So Tallis told the great and the good what they wanted to hear: yes, he’d believed that lives were in danger; yes, he’d believed the woman had been a suicide bomber; yes, he’d been convinced beyond the shadow of a doubt.
He’d been returned to a desk job and normal duties, the standard procedure following suspension, and usual after the discharge of a firearm. He didn’t remember much of his time spent in the close company of a computer. He’d been too much in a state of frozen shock. Everything had seemed amplified. People, noise, as if all his senses had been in revolt. He’d become almost agoraphobic.
And then there’d been Belle. Immediately his mind tumbled with memories. His heart began to race. He thought about that very first time they’d gone out for dinner. He’d wanted to take her to an Italian restaurant but, because they were meeting out of town, they’d settled for a tiny French place serving international cuisine. The food hadn’t been bad but neither of them had eaten very much, as he recalled. Time had seemed too short for something so functional. But there had been something else. With each precious second that had passed, both of them had known that they were closer to saying goodbye, both of them, even then, had sensed how it would end between them. As it turned out, and for everyone’s sake, they’d agreed to go their separate ways, a hard decision made painful by the simple truth that they loved each other. After the shooting, he’d wanted to call her but had known it wouldn’t have been fair on either of them. He didn’t have the right to open old wounds.
Eventually, he was cleared through the formal channels of any wrongdoing, though absolution in his own eyes was harder to come by. Legal proceedings against the force were still pending, the inquest adjourned. Offered his old job back, he didn’t feel up to it. Hesitation could get him killed. Fear might kill someone else.
Staring at walls dingy with age and neglect, he thought the bungalow reeked of defeat.

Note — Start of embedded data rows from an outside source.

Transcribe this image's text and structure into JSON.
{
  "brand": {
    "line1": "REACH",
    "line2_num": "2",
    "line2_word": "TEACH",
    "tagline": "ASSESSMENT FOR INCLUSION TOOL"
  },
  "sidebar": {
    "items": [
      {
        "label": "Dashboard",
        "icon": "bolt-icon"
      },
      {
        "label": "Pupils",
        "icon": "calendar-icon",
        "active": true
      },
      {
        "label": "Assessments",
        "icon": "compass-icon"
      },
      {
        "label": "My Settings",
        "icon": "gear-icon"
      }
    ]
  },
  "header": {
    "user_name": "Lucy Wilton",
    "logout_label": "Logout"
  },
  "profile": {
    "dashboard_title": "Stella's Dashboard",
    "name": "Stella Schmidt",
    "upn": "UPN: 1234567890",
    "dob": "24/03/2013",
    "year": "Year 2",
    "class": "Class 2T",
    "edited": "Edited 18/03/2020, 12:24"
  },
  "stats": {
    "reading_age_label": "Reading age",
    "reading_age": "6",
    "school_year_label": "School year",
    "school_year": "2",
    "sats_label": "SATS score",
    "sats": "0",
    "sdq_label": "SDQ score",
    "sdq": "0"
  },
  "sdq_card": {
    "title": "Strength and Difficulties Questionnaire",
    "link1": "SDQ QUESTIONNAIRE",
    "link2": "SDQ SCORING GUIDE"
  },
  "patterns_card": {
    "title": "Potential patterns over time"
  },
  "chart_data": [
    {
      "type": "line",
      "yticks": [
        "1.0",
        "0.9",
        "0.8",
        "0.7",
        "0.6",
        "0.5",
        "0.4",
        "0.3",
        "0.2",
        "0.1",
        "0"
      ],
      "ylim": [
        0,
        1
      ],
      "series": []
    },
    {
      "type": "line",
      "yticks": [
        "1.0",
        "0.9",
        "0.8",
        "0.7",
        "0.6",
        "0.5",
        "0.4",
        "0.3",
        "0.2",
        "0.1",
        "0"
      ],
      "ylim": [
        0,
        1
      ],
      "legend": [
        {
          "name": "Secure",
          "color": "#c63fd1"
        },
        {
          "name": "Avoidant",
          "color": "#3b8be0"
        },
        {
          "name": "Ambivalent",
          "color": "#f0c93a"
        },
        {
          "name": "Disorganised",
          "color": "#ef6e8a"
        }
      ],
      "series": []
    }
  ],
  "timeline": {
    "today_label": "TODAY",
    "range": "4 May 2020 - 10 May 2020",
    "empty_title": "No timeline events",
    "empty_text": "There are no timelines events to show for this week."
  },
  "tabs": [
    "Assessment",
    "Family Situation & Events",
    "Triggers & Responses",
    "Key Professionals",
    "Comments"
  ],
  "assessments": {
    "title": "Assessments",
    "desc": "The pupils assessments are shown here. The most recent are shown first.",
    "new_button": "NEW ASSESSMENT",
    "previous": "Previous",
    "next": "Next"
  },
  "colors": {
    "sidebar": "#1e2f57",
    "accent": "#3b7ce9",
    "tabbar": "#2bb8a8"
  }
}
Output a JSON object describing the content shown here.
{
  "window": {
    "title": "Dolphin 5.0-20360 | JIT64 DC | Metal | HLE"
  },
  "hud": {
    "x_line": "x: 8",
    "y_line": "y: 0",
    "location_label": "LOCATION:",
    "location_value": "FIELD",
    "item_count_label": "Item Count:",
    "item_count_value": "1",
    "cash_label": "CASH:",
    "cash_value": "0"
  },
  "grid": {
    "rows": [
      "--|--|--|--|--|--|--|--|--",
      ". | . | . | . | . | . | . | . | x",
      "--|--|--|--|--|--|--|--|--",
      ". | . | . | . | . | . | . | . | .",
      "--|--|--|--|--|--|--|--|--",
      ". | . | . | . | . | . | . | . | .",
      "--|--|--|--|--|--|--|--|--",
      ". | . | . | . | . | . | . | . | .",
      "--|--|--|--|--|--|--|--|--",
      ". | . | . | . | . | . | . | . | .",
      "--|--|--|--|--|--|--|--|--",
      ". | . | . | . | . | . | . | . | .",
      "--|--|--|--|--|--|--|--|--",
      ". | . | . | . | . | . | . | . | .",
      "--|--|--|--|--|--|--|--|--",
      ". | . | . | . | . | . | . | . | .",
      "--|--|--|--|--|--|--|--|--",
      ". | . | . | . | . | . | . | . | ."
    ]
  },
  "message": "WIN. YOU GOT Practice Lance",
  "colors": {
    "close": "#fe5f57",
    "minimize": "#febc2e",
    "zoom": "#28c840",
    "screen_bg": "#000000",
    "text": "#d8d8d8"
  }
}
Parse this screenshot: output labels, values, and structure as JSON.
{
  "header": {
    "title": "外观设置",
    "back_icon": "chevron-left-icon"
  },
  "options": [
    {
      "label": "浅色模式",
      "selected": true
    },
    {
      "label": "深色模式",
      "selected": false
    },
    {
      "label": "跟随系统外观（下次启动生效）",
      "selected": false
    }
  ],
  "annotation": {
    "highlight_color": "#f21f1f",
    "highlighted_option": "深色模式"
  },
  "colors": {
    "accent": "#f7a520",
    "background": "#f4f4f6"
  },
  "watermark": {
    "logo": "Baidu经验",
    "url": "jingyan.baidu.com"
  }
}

He really ought to get off his rear and go to the supermarket, if only because the beer had run out.
He’d taken to frequenting the cheap end of the food market. Sunglasses protecting his identity, he could lurk behind aisles piled high with boxes of cut-price goods without being noticed. The products all seemed to have strange-sounding names that reminded him of supermarkets in the far reaches of the Czech Republic. The clientele were interesting, too, in a lurid sort of a way. In summer they sported tattoos and nipple rings, in winter cheap, shiny imitation leather jackets—and that was just the women. The blokes had necks like tree-trunks, shaved heads and what’s your problem expressions.
Making a brief detour to the newsagent’s to pick up a copy of Loaded magazine, he dropped the shopping off at home—stashing the beer in the fridge, frozen stuff in the freezer—and grabbed some swimming gear, then headed the car south-west. Traffic was dense, with a succession of roundabouts, traffic lights and speed restrictions to further impede the motorist. The more ground he put between him and the city, the leafier the landscape. Clent Hills stretched out on one side, a whisper of Kinver Edge on the other, nothing like the place where he’d grown up in rural Herefordshire, home and county to the Special Air Service. Once upon a time, Tallis had nursed hopes of joining the SAS but hadn’t been considered good enough. It had been the first time he’d seriously encountered disappointment. Up until then he’d seemed to have led a charmed life, which was probably why he’d dealt with the rejection in his laid-back, don’t-give-a-fuck fashion. For the rest of his brief, if eventful, army career, he’d stuck with the First Battallion, the Staffordshire Regiment.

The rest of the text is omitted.